Female fans get slammed all the time for supposedly not appreciating the finer points of the game and relying on home runs to hold our interest. But now that the league’s official website and TV network have crowned a showcase of cruddy defense and worse pitching as “maybe the best game” in a season that included this and this and this, I think we “chicks” are officially off the hook. Woohoo!

Which means at least one good thing came from that stupid, stupid game.

Things I learned on Twitter today

August 22, 2012

1) Fox Sports is the worst. Their new “FOXiest fans” slideshow says “As baseball fires up, our eyes wander away from the diamond and onto the beauties in the stands.* Check out the best looking fans from every team.” Okay! Let’s do that! Hmmm….I can’t help noticing that the “foxiest fans” are 100% female, roughly 98.5% white (the only two African-American women in the 83-photo slideshow are standing next to white women), 100% thin, and approximately 97% long-haired. I’M SHOCKED!
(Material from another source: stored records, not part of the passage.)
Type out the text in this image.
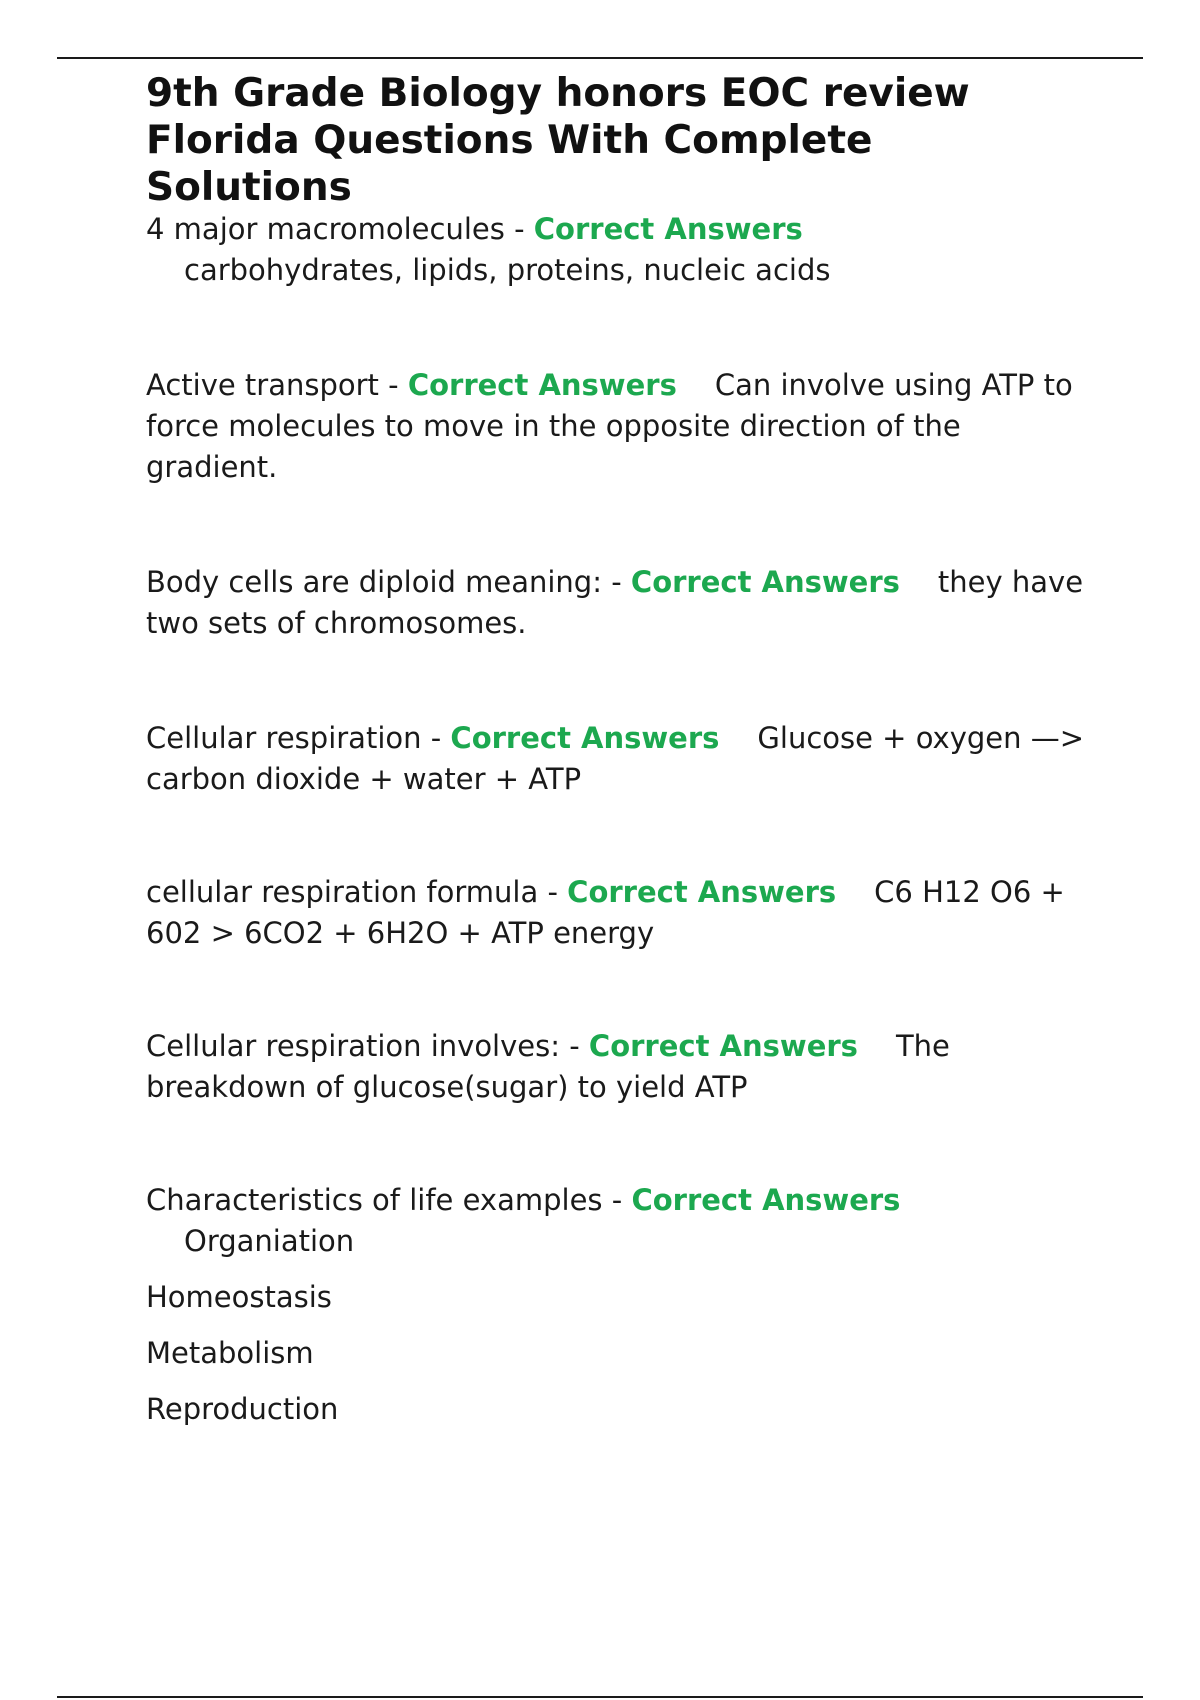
9th Grade Biology honors EOC review Florida Questions With Complete Solutions

4 major macromolecules - Correct Answers
carbohydrates, lipids, proteins, nucleic acids

Active transport - Correct Answers Can involve using ATP to force molecules to move in the opposite direction of the gradient.

Body cells are diploid meaning: - Correct Answers they have two sets of chromosomes.

Cellular respiration - Correct Answers Glucose + oxygen —> carbon dioxide + water + ATP

cellular respiration formula - Correct Answers C6 H12 O6 + 602 > 6CO2 + 6H2O + ATP energy

Cellular respiration involves: - Correct Answers The breakdown of glucose(sugar) to yield ATP

Characteristics of life examples - Correct Answers
Organiation

Homeostasis

Metabolism

Reproduction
2) Papa John’s Pizza is offering half-price pizzas to everyone in the universe if 100 runs are scored in today’s MLB games. What a great deal!** But wait: Isn’t this the same Papa John’s that was going to have to raise prices because of the big, bad specter of Obamacare forcing them to provide health care to their employees? How puzzling! One would think that a company struggling to make ends meet would be reluctant to offer enormous discounts to huge numbers of customers! Could it be that Papa John’s actually turned profits of $16.7 million and $14.6 million in the first and second quarters of 2012—representing a healthy increase over last year’s numbers—but has a CEO who overwhelmingly supports Republican political candidates and decided to score some free points in the media? It’s a mystery!

3) St. Louis Post-Dispatch sportswriter Joe Strauss is still an enormous douchebag. I would pick a specific tweet to link to, but I’m not sure how I’d choose. When he’s not obnoxiously licking his lips over an all-American Chick-Fil-A lunch, he’s slamming the city that keeps him employed, deriding his fellow columnists and media figures with no apparent awareness that they are his superiors both personally and grammatically, and trying to set new records for hashtag smuggery.

4) More of you should be following me! Join the fun at https://twitter.com/BlogOfTheirOwn.

* Notice the dual assumptions here?—first, that baseball fans are all heterosexual males (duh), and second, that they can’t possibly be expected to pay attention to the game on the field in the thick of a pennant race, esepcially if there are buxom blondes in the bleachers. And yet it’s women who aren’t considered “serious” enough to be Real Sports Fans. Got it.

**Statistically, they’ll probably have to pay up, since scoring FEWER than 100 runs over 16 games—including a doubleheader—would require each game to generate almost 2 fewer runs than the MLB average so far this season. And with the Angels’ pitching staff seemingly uber-committed to helping everyone get cheap pizza, how can we go wrong?